紅茶をテーマに動くようになって、茶器をはじめとする焼き物にも目が向くようになりました。
先月、愛知県尾張旭市で開かれた「尾張旭紅茶フェスティバル」のお手伝いをさせていただく際、一泊して、以前から行ってみたかった、焼き物の町・瀬戸市の観光もしてきましたよ。
浜松から、新幹線は使わず、JRの快速と愛知環状鉄道(今回初めて乗りました)を乗り継いで約3時間。
橋の欄干も磁器、神社の鳥居にも磁器が使われていました。さすが、焼き物の町です。
有名な、焼き物の散歩道である「窯垣の小径」へ行ってみました。
この小径は、以前窯元の住居が密集し、それらをつないでいた約400mの細い路地。
焼き物を運ぶ荷車や、天秤棒を担ぐ人たちが往来していた道だといいます。
”窯垣”というのは、焼き物を焼成する際に、窯の中で、器に灰がかぶらないよう保護したり、より多くの焼き物を効率よく摘んだり並べたりするための棚をつくるのに使われた板や柱(窯道具といい、タナイタ、エンゴロ、ツクなどと呼ばれる)を利用してつくった塀や壁のこと。よーく見ると、塀や壁のあちこちに、そうした窯道具を発見します。
上の写真は、デザイン的に美しく磁器のボタン(タイル?)を配した壁。一つ一つの磁器が違っていて、それらを眺めるだけでも楽しい。
窯垣の小径には、ギャラリーや資料館などもあり、車は来ないし、静かだし、気持ちのいい散歩道です。
「窯垣の小径資料館」は、窯元の家をそのまま生かす形で改修されたもので、一休み場所としても最適。無料というのもうれしい。昔の様子を知るビデオを見たりして、瀬戸焼のことを知ることができました。
磁器というのは新技術で、江戸中期以降に入ってきたもの。それ以前は、陶器でした。
なので、磁器が焼かれる前のもともと作られていた陶器を「本業焼」といい、磁器は「新製焼」と呼んで区別したのだそうです。
もともとの陶器(本業)と、新製(磁器)とが融合して、日本初のタイルが作られたのですが、それを「本業タイル」といいます。
陶器の表面の粗さを覆うために、磁器の土を使って表面を化粧し、銅版転写の技術を使って美しいタイルが誕生したのです。
この本業タイルは昭和になって、硬質陶器タイルや磁器タイルにとってかわり、衰退したそうです。
窯垣の小径資料館には、当時のままの、本業タイルの浴室とトイレが残っています。これは見事!
お昼の時間だったので、資料館の方にどこかいいお店はないかとお尋ねすると、「瀬戸本業窯」の横にカフェがあるとのこと。

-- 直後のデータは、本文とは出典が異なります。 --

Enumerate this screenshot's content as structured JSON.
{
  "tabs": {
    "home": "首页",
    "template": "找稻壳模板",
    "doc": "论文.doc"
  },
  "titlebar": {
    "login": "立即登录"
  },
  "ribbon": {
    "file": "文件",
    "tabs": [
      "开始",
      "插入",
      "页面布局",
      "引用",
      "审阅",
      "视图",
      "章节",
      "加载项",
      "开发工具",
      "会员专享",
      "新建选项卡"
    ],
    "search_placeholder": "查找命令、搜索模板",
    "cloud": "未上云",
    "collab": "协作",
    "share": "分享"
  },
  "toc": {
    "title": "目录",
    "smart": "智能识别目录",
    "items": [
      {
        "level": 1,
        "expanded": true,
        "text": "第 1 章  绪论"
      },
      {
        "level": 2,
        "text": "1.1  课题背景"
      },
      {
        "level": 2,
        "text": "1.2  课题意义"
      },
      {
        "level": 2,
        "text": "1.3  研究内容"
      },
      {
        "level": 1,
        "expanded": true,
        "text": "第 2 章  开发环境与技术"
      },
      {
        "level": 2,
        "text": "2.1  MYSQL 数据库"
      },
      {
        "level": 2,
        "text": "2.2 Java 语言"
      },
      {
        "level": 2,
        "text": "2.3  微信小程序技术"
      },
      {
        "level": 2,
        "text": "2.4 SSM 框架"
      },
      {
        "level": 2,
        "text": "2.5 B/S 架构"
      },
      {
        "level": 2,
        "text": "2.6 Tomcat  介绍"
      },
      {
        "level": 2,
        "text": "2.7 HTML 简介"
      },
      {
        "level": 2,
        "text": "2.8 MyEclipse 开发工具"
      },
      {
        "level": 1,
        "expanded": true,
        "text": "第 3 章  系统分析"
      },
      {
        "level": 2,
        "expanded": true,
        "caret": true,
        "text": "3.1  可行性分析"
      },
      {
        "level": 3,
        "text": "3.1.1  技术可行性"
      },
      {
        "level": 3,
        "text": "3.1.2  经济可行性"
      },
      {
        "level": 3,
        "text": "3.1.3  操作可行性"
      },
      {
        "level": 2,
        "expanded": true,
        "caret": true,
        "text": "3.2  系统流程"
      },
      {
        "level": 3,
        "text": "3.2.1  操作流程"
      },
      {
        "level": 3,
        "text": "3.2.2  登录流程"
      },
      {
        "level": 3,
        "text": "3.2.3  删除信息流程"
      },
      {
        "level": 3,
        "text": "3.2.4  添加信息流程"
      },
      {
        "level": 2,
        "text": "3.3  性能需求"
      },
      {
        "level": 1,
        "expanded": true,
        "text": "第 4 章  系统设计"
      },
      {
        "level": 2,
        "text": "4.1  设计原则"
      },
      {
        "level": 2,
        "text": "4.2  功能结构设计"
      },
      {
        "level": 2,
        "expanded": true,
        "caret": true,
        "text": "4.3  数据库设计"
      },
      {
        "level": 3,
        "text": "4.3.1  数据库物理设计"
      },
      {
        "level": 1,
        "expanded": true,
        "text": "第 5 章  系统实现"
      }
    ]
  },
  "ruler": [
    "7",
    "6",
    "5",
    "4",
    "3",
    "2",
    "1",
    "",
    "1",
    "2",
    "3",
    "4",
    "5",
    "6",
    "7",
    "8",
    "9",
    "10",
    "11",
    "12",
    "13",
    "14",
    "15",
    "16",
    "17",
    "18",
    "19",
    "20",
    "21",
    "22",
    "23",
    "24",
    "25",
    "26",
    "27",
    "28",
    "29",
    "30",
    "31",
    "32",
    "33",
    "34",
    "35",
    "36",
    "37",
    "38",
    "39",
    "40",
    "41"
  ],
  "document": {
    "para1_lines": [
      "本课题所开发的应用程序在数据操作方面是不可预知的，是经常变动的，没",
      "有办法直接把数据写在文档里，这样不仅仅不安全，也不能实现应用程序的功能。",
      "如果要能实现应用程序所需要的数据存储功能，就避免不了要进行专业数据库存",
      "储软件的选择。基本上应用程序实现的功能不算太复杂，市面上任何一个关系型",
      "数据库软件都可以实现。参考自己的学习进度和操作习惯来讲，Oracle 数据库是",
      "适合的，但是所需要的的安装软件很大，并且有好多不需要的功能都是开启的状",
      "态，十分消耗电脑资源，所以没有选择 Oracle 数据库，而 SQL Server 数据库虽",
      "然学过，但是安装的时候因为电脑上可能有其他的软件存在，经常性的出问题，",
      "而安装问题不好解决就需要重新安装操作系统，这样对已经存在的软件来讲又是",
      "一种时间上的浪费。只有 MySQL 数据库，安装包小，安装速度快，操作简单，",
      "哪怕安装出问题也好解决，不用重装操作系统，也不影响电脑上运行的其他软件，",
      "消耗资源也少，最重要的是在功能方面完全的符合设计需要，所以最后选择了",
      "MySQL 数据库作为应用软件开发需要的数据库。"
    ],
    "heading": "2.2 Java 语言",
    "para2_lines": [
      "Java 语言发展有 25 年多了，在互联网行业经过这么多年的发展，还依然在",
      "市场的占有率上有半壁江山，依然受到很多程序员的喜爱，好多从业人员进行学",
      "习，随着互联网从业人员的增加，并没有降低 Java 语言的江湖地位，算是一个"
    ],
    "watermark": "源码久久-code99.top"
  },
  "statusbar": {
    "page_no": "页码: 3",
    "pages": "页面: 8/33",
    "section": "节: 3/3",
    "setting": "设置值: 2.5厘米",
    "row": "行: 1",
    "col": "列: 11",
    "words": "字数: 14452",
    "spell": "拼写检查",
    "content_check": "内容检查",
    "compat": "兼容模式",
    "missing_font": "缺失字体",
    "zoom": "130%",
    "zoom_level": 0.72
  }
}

行ったのが土曜日だったので、ちょうどカフェが開いている日でした、ラッキー。ということで、その「窯横カフェ」でランチ。
窯で働いていた人たちが食べていたという炊き込みご飯。おいしい!
窯横、という名前がつくぐらいですから、もちろん使っている食器は、「瀬戸本業窯」のもの。
岡崎市の宮ザキ園さんの紅茶がメニューにあったので頼みましたよ。ランチにつく紅茶はカップですが、単品で頼むと、ティーポットで出してくれるそうです。そのティーポットも本業窯のものだというので、お願いして見せていただきましたよ。
本業窯とは、伝統的な陶器を焼く登り窯のことで、1970年代まで使われていた登窯が残されています。
ここでは、昔から伝わる製法で土づくりを行い(100%瀬戸の土だそうです)、天然の灰で釉薬を独自に調合して、ロクロやタタラの技術で、実用食器を作り続けています。
昔と同じように分業制を守り、それぞれが質の高い伝統技術を守り続けているのだとか。
民藝運動の柳宗悦やバーナード・リーチもここを訪れ、見事な手仕事を絶賛したそうです。本業窯の代名詞はあの有名な「馬の目皿」。
説明を聞けば聞くほど(本業窯のギャラリーで、奥様が丁寧に説明をしてくれました)、見れば見るほど、いいなあ~と、ためいきが出るすばらしい食器ばかりでした。
こうした伝統的なものばかりでなく、作家さんが作る新しい瀬戸焼もいろいろあります。
駅に帰る道すがら、商店街でそれらも眺めて目を楽しませてもらいましたが、やっぱり瀬戸が一番賑わうのは、9月の瀬戸もの祭りの時だそうです。いつか行きたいなあ。